No caso de Braga em geral e também no caso de Tadim, o problema não tem sido resolvido porque não sido tratado como tal: um problema. Doutra forma, o problema do lixo parece ser uma tragédia imputável apenas aos deuses da Grécia Antiga e sobre o qual os Homens não têm autoridade ou ascendência. Uma tragédia sem fim à vista.
No entanto, por todo o concelho (e Braga não guarda o exclusivo nacional) foram levantadas dezenas de urbanizações – em pleno séc. XXI – sem que nelas exista o espaço necessário para o lixo, nem dentro de portas (o desejável) nem no espaço público, ou por via da sofrível existência de contentores “clássicos” ou, como desejável, pela existência de contentores subterrâneos (para o lixo reciclável e lixo comum).
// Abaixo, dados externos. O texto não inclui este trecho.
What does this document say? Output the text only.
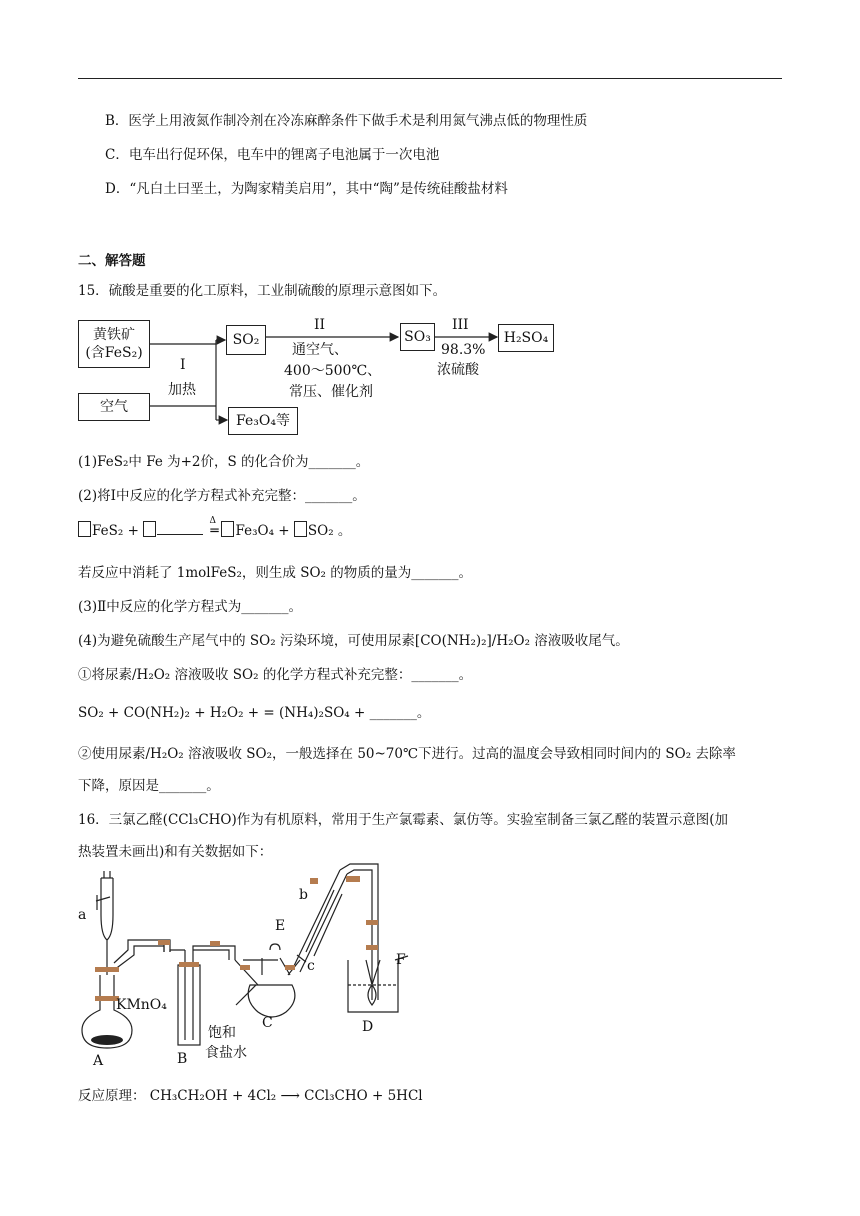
B．医学上用液氮作制冷剂在冷冻麻醉条件下做手术是利用氮气沸点低的物理性质
C．电车出行促环保，电车中的锂离子电池属于一次电池
D．“凡白土曰垩土，为陶家精美启用”，其中“陶”是传统硅酸盐材料
二、解答题
15．硫酸是重要的化工原料，工业制硫酸的原理示意图如下。
黄铁矿
(含FeS₂)
空气
I
加热
SO₂
II
通空气、
400～500℃、
常压、催化剂
SO₃
III
98.3%
浓硫酸
H₂SO₄
Fe₃O₄等
(1)FeS₂中 Fe 为+2价，S 的化合价为_______。
(2)将Ⅰ中反应的化学方程式补充完整：_______。
FeS₂ +
Δ
═ Fe₃O₄ + SO₂ 。
若反应中消耗了 1molFeS₂，则生成 SO₂ 的物质的量为_______。
(3)Ⅱ中反应的化学方程式为_______。
(4)为避免硫酸生产尾气中的 SO₂ 污染环境，可使用尿素[CO(NH₂)₂]/H₂O₂ 溶液吸收尾气。
①将尿素/H₂O₂ 溶液吸收 SO₂ 的化学方程式补充完整：_______。
SO₂ + CO(NH₂)₂ + H₂O₂ + = (NH₄)₂SO₄ + _______。
②使用尿素/H₂O₂ 溶液吸收 SO₂，一般选择在 50~70℃下进行。过高的温度会导致相同时间内的 SO₂ 去除率
下降，原因是_______。
16．三氯乙醛(CCl₃CHO)作为有机原料，常用于生产氯霉素、氯仿等。实验室制备三氯乙醛的装置示意图(加
热装置未画出)和有关数据如下：
a
b
c
E
F
KMnO₄
A	B
C	D
饱和
食盐水
反应原理： CH₃CH₂OH + 4Cl₂ ⟶ CCl₃CHO + 5HCl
Como foi possível criarem-se milhares de habitação cercadas de lixo pelo chão? Simples: mau urbanismo. Melhor dizendo: urbanismo ad hoc, ao arrepio de regras existentes há décadas. Negligência pura.
Quem paga? – os cidadãos, os mesmos cidadãos que financiam com os seus impostos directos e directos o saneamento do espaço público mas que, semana após semana, se vêm impossibilitados de sair de suas casas sem esbarrarem de frente com o lixo… seu e dos outros, no chão. Ou porque o camião não passou no dia previsto ou porque os animais (gatos inclusive) trataram de vasculhar os detritos em busca de sortes.

No caso de Midat, o alcaide Ibn Batuta veio já declarar que “não temos dinheiro para luxos no lixo, quem quiser que faça uma cova no quintal e enterre lá o lixo porque nós não estamos em condições financeiras de exigir que o camião cumpra horários, nem temos dinheiro para divulgar de forma consistente os dias de recolha do lixo, e muito menos temos dinheiro para remendar o péssimo urbanismo implementado por quem nos antecedeu na Alcaidaria.
E como deixaram os cofres vazios, não podemos estar garantir às pessoas o seu direito a uma rua limpa e bonita. 

No que depender de nós, Midat há-de continuar a ter lixo pendurado nos caminhos aos domingos de manhã!”